In this example, where there is just one source, name pairing appears pointless. However, point-source datasets may have many source galaxies in them, and name pairing is necessary to ensure every point source in the lens model is fitted to its particular lensed images in the PointDict!

Fitting#

Just like we used a Tracer to fit imaging and interferometer data, we can use it to fit point-source data via the FitPoint object.

This uses the names of each point-source in the dataset and model to create individual fits to the positions, fluxes and other attributes that could be fitted. This allows us to inspect the residual-map, chi-squared, likelihood, etc of every individual fit to part of our point source dataset.

fit = al.FitPointDict(point_dict=point_dict, tracer=tracer, point_solver=solver)

print(fit["point_0"].positions.residual_map)
print(fit["point_0"].positions.normalized_residual_map)
print(fit["point_0"].positions.chi_squared_map)
print(fit["point_0"].positions.log_likelihood)

Lens Modeling#

It is straight forward to fit a lens model to a point source dataset, using the same API that we saw for dataset and interferometer datasets.

This uses an AnalysisPoint object which fits the lens model in the correct way for a point source dataset. This includes mapping the name’s of each dataset in the PointDict to the names of the point sources in the lens model.

# Lens:

bulge = af.Model(al.lp.Sersic)
mass = af.Model(al.mp.Isothermal)

lens = af.Model(
    al.Galaxy, redshift=0.5, bulge=bulge, mass=mass
)

# Source:

point_0 = af.Model(al.ps.Point)

source = af.Model(al.Galaxy, redshift=1.0, point_0=point_0)

# Overall Lens Model:

galaxies = af.Collection(lens=lens, source=source)
model = af.Collection(galaxies=galaxies)

# Search + Analysis + Model-Fit

search = af.Nautilus(name="overview_point_source")
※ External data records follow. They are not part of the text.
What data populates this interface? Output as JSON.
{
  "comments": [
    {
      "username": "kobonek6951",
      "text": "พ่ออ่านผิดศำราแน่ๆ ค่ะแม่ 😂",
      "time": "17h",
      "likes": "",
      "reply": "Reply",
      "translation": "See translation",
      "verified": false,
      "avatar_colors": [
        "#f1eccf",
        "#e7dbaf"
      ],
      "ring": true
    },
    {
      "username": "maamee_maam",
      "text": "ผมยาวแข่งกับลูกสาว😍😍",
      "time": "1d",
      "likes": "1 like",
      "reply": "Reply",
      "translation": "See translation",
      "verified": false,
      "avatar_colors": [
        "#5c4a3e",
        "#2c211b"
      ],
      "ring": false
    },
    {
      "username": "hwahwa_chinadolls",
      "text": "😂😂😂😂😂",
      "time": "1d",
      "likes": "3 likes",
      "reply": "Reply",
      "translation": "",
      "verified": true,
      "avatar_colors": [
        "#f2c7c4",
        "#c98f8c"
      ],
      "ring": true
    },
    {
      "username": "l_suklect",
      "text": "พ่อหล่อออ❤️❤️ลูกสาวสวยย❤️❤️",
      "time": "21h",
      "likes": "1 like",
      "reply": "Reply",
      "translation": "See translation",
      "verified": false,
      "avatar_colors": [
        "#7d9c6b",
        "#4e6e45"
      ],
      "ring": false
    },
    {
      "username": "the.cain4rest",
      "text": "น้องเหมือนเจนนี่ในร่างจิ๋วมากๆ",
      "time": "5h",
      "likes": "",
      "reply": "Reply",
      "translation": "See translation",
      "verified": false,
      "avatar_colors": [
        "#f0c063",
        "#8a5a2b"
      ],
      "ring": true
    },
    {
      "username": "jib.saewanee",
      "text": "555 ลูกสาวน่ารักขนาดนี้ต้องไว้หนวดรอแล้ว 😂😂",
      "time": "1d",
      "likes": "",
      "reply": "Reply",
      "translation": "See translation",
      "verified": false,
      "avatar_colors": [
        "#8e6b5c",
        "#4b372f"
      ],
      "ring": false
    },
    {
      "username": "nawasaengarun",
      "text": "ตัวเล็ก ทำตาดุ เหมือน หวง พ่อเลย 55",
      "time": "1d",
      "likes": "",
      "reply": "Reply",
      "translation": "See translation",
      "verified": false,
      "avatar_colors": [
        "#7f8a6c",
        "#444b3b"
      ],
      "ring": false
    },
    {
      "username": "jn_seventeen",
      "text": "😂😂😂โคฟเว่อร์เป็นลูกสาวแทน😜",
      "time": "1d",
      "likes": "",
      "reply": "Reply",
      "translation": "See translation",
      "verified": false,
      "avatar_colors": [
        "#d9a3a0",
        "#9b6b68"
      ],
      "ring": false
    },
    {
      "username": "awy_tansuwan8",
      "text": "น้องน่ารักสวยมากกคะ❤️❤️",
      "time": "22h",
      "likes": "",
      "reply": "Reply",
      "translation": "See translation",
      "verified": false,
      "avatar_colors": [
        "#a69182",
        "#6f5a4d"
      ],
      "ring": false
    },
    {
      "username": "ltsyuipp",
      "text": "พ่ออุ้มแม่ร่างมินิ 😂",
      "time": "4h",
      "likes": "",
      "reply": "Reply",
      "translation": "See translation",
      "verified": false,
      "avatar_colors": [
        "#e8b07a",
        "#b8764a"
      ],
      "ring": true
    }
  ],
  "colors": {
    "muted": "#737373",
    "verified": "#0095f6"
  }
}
analysis = al.AnalysisPoint(point_dict=point_dict, solver=solver)

result = search.fit(model=model, analysis=analysis)

Wrap-Up#

The point_source package of the autolens_workspace contains numerous example scripts for performing point source modeling to datasets where there are only a couple of lenses and lensed sources, which fall under the category of ‘galaxy scale’ objects.

This also includes examples of how to add and fit other information that are observed by a point-source source, for example the flux of each image.